Carson versus Bacchiocchi. Dec 17, 2005
Authors of this volume repeatedly contrast their opinion with Bacchicchi's, so reader have to know Bacchiocchi's "From Sabbath to Sunday" for better understanding this investigation. Carson takes evangelical stand in sabbath/sunday question, but Bacchiocchi presents the Seventh-day adventists view. Both works are valuable and scolarly deep. Bacchiocchi got golden medal from Pope Paul VI for his dissertation "From Sabbath to Sunday", he made in the Pontifical Gregorian University of Rome, and his work has an Imprimatur of Roman Catholic Church. Carson in this book try to refute theses of Bacchiocchi, but conclusions there sometimes seems foggy. So I give four stars. Each one personally have to evaluate both these books and make own conclusions about meaning of Sabbath today.
Insights into a Christian view of the sabbath Jul 25, 2004
This book is pricey, but invaluable. It will make you think about the relationship between the New Testament and the Old Testament the law of Moses and the law of Christ the Jewish sabbath and Christian worship and many other important issues.

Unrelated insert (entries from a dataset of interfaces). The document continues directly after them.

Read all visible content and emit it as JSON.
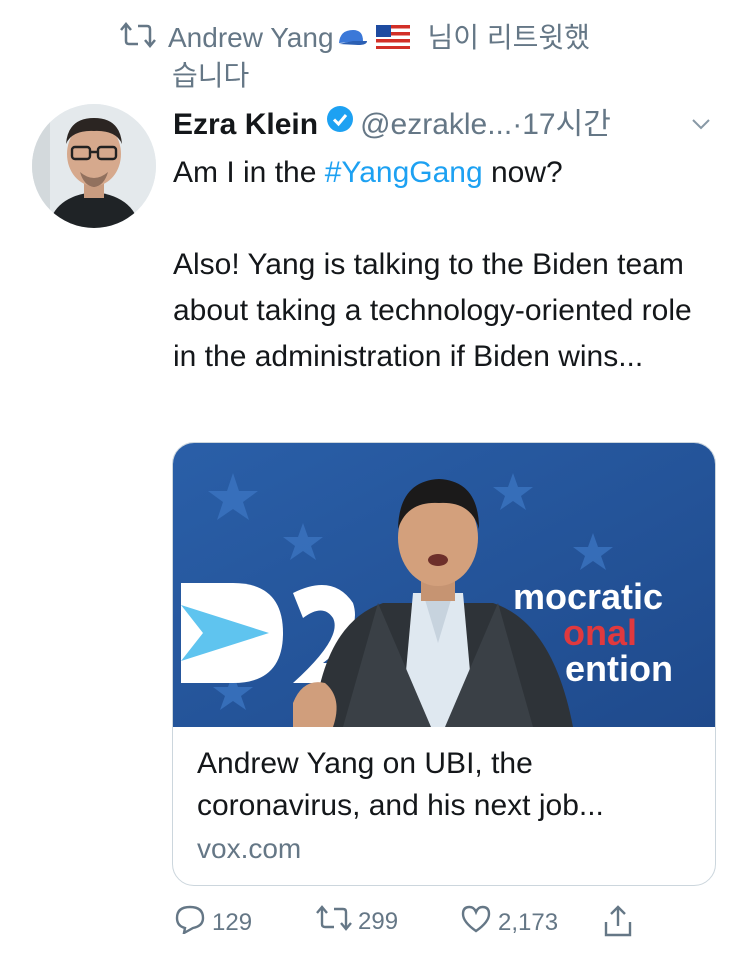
{
  "retweet": {
    "text": "Andrew Yang",
    "suffix": "님이 리트윗했",
    "suffix2": "습니다",
    "icons": [
      "retweet-icon",
      "cap-emoji",
      "us-flag-emoji"
    ]
  },
  "tweet": {
    "author_name": "Ezra Klein",
    "handle": "@ezrakle...",
    "separator": "·",
    "time": "17시간",
    "text_before_tag": "Am I in the ",
    "hashtag": "#YangGang",
    "text_after_tag": " now?",
    "body": "Also! Yang is talking to the Biden team about taking a technology-oriented role in the administration if Biden wins..."
  },
  "card": {
    "title": "Andrew Yang on UBI, the coronavirus, and his next job...",
    "domain": "vox.com",
    "image_text": [
      "mocratic",
      "onal",
      "ention"
    ]
  },
  "actions": {
    "replies": "129",
    "retweets": "299",
    "likes": "2,173"
  },
  "colors": {
    "accent": "#1da1f2",
    "muted": "#657786"
  }
}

The various authors, who were Cambridge post-graduate students, worked together on their book, and have come to quite a close agreement on the issues involved.
Table of Contents Introduction by D A Carson The Sabbath in the Old Testament by Harold Dressler A Summary of Sabbath Observance in Judaism at the beginning of the Christian Era by C Rowland Jesus and the Sabbath in the Four Gospels The Sabbath, Sunday, and the Law in Luke/Acts by Max Turner The Sabbath/Sunday Question and the Law in the Pauline Corpus by D R de Lacey Sabbath, Rest, and Eschatology in the New Testament by A T Lincoln The Lord's Day by R J Bauckham Sabbath and Sunday in the Post-Apostolic Church by R J Bauckham Sabbath and Sunday in the Medieval Church in the West by R J Bauckham Sabbath and Sunday in the Protestant Tradition by R J Bauckham From Sabbath to Lord's Day: a Biblical and Theological Perspective by A T Lincoln
The stance of the book is close to New Covenant Theology. The authors do not regard the sabbath as a creation ordinance or as binding for Christians, either as the seventh or first day of the week.
The book is available new, or second-hand from this site partners [but sometimes the used copies are even more expensive!] But it is a most stimulating book, and well worth your time.